Ein Schimpfwort! Spekulant! Spekulanten sind jene dunklen Gesellen, die durch hemmungslose Ausnutzung der durch die Globalisierung entstandenen Gesetzeslücken Profit einheimsen. So oder so ähnlich lauten nicht selten, und immer öfter die Ansichten über Spekulanten. Ein guter Anlass die Spekulation und die Spekulanten mal etwas aus der Nähe zu betrachten.

Speculator, -oris, m. ist im lateinischen der Kundschafter oder Späher, also jemand der Ausschau hält und zwar nach Bedrohungen oder Feinden also Übel. Oder, wie es ein übelmeinender Unbekannter formulierte:: Spekulanten sind solche, die nach Unheil suchen, und zwar nach Ihrem eigenen.

Die heutigen Vorbehalte gegen Spekulanten und ihre Spekulation rühren allerdings nicht daher, dass Spekulanten nach Unbill suchen, diese Deutung des lateinischen Ursprungs ist durchaus unzutreffend, vielmehr handelt es sich wohl um eine Reminiszens an den Aristoteleschen Begriff des "wahren Wertes" auf den sich Thomas von Aquinas berief, als er den "Austausch von Geld gegen Geld oder Geld gegen Waren nicht um der Lebenshaltung willen, aber der Profitgier wegen" verurteilte.

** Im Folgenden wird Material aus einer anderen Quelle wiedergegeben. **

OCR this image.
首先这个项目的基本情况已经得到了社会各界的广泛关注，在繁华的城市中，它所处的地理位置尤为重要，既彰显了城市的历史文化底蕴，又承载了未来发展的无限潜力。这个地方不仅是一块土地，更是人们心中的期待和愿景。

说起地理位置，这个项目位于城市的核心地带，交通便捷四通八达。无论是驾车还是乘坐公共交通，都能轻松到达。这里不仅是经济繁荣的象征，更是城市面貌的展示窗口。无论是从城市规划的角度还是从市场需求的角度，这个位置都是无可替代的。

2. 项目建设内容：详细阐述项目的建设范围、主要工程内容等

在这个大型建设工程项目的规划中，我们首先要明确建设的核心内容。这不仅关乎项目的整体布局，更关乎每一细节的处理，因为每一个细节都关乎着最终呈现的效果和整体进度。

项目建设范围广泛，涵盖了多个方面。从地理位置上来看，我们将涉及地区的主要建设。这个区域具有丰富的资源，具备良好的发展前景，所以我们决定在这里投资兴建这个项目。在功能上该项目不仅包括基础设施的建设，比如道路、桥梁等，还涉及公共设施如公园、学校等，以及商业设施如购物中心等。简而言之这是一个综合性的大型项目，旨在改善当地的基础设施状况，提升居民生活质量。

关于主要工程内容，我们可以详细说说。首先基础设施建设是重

Der Spekulant im ursprünglichen Sinne war jemand, der über Gott nachdachte, so finden wir die Spekulation beispielsweise bei Boetius verwendet:

nach dirre speculacien
der langen contemplatien
di selege und die clare
sprach nu gar uffenbare
di wort mit suzeclicher gir:
ja, herre, du will sin mit mir

Boetius, de consultatione philosophiae, 11. Jhdt.

und wurde später auch auf alle jene angewandt die sich nachdenkend und kombinierend mit den nicht fassbaren Aspekten der Welt beschäftigten. In diesem Sinne finden wir den Spekulanten dann auch bei Smith, dem Begründer der Nationalökonomie:

those who are called philosophers or men of speculation, whose trade it is not to do anything, but to observe everything; and who, upon that account, are often capable of combining together the powers of the most distant and dissimilar objects.
An Inquiry into the Nature and Causes of the Wealth of Nations, Adam Smith 1776, Book 1, Chapter 1, Of the Division of Labour.

Spekulieren heisst im eigentlichen Sinn des Wortes also so etwas wie unbekannte Zusammenhänge durch geistige Anstrengung auszukundschaften, da die Zusammenhänge aber gerade unbekannt sind, bleibt es natürlich nur all zu oft beim Versuch. Vielleicht ist es auch dieser schöngeistige Aspekt der zum schlechten Image der Spekulation beiträgt, so wie auch die Philosophie und die Naturwissenschaften, welche sich ja demnach gerade auch im wesentlichen der hingebungsvollen Spekulation widmen den Ruch des nutzlosen, unpraktischen, sozusagen theorethischen Zeitvertreibs tragen.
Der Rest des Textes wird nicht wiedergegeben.